En ocasiones parece que sólo quien se aleja de los sucesos puede ver realmente su naturaleza. El pez no entiende el agua. Este parece ser el caso del blogger iraní Hossein Derakhshan. El llamado “padre del blogging” en Irán, pasó seis años en una prisión en Terán por su actividad supuestamente subversiva en línea. Al salir de prisión, Derakhshan, quien era un entusiasta de las posibilidades de libertad y empoderamiento de la Web, notó que las cosas habían cambiado sustancialmente. El Internet que tanto le había entusiasmado se había convertido en algo parecido a la TV donde rige la premisa del entretenimiento. Hace seis años la divisa que regía el Internet era el hipervínculo, el cual encarnaba el espíritu original que buscaba imprimir el padre de la Red, Tim Berners Lee. Una red descentralizada y abierta de ciudadanos y científicos interconectados para distribuir información y aumentar el conocimiento.

Como es evidente para cualquier usuario, en la redes sociales lo que genera likes son las fotos y los videos. Twitter que le había apostado al texto, poco a poco se parece más a Facebook; primero fueron las fotos en los links y luego un algoritmo que ya realiza una curaduría de lo que Twitter cree que te interesa más (su propia versión de la burbuja de los filtros). En Instagram ni siquiera se permiten links (sólo en el perfil no en los posts). Esto tiene una razón muy evidente, los links tienen el potencial de hacernos salir de la burbuja y dejar de pasar tiempo en esta red social que hace de la imagen una forma de cautiverio.

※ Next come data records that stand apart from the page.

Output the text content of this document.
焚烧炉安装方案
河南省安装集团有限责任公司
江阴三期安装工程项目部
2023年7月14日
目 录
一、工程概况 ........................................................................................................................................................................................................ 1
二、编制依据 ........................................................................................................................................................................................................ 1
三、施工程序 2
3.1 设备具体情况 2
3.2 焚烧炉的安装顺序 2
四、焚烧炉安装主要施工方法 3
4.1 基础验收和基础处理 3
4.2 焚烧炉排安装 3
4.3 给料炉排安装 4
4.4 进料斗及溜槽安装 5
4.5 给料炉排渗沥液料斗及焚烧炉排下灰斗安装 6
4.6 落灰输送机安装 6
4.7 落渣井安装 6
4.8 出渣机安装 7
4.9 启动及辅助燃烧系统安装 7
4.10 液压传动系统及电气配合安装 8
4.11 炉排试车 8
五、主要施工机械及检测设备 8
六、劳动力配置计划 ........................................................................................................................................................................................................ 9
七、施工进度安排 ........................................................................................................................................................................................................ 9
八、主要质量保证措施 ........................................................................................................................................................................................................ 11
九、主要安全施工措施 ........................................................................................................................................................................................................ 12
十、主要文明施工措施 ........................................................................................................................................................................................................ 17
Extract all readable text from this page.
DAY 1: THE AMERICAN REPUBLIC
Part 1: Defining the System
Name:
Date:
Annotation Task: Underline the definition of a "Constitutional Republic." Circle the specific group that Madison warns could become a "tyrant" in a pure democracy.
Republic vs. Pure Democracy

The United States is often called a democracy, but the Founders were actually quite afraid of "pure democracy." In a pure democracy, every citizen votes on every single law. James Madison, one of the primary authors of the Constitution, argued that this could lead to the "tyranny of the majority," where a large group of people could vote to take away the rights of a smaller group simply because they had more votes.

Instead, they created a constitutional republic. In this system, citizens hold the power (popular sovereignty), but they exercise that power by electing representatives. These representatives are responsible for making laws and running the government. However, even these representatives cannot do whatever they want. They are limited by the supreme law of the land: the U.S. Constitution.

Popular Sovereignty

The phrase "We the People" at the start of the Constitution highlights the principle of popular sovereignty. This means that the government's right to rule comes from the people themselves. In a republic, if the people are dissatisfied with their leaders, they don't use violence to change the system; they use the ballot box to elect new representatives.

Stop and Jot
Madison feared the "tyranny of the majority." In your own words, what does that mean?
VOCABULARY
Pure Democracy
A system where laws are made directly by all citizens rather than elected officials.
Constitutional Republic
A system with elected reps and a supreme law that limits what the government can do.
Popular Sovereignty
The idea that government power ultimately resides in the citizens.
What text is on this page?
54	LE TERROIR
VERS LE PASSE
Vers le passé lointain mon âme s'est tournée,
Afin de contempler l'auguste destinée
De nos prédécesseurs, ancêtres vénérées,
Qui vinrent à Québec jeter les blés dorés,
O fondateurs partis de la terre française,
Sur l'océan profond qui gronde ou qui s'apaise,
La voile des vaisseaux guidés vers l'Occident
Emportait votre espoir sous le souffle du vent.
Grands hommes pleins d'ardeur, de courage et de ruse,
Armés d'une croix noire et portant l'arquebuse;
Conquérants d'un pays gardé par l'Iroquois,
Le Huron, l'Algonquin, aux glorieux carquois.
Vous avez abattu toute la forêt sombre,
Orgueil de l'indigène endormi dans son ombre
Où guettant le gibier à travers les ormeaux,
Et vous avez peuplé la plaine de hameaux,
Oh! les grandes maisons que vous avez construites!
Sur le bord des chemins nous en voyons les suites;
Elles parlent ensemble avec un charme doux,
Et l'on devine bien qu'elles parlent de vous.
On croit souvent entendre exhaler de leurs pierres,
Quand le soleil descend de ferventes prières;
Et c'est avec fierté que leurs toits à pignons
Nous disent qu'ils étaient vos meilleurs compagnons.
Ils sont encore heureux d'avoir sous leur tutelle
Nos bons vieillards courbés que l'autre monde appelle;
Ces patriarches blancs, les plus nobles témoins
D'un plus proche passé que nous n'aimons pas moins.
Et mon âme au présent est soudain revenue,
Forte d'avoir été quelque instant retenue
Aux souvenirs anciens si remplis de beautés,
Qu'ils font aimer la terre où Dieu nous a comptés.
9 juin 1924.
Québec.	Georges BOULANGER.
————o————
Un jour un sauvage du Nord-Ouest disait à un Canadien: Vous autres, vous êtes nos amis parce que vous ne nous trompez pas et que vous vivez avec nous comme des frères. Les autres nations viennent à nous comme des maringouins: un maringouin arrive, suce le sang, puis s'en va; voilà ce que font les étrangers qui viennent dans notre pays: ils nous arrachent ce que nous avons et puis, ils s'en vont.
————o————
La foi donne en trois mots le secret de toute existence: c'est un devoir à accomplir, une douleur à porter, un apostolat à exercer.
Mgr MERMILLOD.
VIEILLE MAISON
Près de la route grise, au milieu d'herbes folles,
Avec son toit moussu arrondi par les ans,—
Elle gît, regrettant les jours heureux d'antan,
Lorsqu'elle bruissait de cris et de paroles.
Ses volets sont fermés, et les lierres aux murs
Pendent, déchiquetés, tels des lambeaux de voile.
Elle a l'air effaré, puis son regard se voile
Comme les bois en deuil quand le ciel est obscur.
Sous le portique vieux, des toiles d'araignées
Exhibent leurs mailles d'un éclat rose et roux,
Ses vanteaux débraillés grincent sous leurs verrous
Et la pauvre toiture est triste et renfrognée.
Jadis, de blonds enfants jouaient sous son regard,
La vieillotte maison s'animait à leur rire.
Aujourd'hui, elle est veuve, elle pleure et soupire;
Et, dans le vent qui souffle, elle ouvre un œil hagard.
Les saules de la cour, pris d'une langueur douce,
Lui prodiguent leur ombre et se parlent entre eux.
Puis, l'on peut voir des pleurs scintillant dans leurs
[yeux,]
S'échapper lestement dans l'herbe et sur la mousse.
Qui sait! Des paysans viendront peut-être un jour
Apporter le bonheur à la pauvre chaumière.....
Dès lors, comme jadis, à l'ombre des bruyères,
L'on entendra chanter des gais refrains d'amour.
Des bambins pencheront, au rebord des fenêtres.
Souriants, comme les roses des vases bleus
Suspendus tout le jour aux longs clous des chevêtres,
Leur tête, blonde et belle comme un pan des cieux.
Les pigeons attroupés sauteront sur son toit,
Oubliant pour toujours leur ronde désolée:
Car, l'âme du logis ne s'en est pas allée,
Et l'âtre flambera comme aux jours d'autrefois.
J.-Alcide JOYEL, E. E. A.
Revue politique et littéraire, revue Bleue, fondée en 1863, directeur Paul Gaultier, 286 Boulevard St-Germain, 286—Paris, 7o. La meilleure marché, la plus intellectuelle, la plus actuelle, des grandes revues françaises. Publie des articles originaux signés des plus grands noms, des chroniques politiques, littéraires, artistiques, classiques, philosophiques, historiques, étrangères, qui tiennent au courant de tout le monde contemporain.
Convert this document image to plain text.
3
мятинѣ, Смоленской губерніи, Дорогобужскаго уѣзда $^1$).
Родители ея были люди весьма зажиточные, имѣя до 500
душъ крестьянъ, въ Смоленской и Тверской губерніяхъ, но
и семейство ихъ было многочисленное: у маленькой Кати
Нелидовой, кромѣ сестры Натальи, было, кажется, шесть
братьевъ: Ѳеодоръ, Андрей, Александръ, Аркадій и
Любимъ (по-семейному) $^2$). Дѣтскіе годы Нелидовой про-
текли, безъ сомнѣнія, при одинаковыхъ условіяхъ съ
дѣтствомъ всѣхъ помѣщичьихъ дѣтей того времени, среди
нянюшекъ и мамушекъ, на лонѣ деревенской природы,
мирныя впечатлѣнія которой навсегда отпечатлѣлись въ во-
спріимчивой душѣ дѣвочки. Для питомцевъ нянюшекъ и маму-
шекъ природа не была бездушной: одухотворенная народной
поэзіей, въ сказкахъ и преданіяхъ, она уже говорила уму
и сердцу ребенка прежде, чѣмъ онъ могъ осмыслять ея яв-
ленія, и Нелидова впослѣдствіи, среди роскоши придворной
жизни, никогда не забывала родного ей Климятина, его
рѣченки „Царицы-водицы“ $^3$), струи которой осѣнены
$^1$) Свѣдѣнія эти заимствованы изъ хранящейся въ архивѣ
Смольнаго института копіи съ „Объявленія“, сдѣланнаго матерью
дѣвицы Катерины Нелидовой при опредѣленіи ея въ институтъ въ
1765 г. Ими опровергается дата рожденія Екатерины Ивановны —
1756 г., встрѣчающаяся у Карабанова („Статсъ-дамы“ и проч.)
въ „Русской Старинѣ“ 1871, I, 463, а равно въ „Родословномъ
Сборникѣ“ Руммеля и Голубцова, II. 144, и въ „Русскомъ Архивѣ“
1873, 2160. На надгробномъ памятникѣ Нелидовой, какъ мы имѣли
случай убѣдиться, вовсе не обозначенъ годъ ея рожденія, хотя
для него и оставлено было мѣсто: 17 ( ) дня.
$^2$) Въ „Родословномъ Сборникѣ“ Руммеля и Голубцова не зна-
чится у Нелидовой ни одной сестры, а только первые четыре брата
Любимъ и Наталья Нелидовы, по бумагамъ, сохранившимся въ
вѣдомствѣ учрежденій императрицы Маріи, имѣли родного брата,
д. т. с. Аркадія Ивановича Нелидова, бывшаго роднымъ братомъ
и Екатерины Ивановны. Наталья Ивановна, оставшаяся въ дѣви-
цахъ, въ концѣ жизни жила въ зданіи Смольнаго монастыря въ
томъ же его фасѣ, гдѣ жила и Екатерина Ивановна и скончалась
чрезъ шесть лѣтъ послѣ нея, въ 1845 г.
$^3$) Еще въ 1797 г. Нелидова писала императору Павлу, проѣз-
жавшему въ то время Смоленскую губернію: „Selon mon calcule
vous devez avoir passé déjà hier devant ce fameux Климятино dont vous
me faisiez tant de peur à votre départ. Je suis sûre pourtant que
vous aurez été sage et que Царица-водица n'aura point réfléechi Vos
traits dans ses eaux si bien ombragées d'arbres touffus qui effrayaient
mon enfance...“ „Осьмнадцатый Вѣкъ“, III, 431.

En comparación con los diarios y los libros, la televisión es un medio que nos hace sentir más que pensar. Esta misma tendencia está dominando actualmente en Internet, según Derakhshan. Mientras que en un principio Internet fue modelado en base a los diarios y los libros, cada vez se parece más a la TV.

"Al igual que la tele, ahora internet nos entretiene e incluso potencia nuestros ideales y hábitos, incluso más que en su día lo hacía la caja tonta. Más que pensar, internet nos hace sentir, y nos reconforta más de lo que estimula nuestra autocrítica. El resultado es una sociedad profundamente fragmentada, impulsada por emociones y radicalizada por la falta de contacto y de refutaciones externa", dice Derakhshan en un perspicaz artículo.

Derakhshan va más allá y considera que las redes sociales están introduciendo nuevos males. "Facebook es tu propia TV personalizada". La burbuja de los filtros de las redes sociales fomenta "la comodidad y la complacencia". Vemos, por así decirlo, puros programas que nos gustan, algo de lo cual los algoritmos cuidadosamente se encargan para maximizar el tiempo de los usuarios. Así más que el debate, la sorpresa, lo desafiante, lo que nos encontramos es siempre entretenimiento. Vivimos en una era donde todo tiene como denominador común que es formulado para ser entretenido, esta es la fórmula básica de producir likes."Hace unos años la web parecía realmente poderosa, tal que me llevó a la cárcel. Hoy todo parece poco más que mero entretenimiento”, dice Derakhshan.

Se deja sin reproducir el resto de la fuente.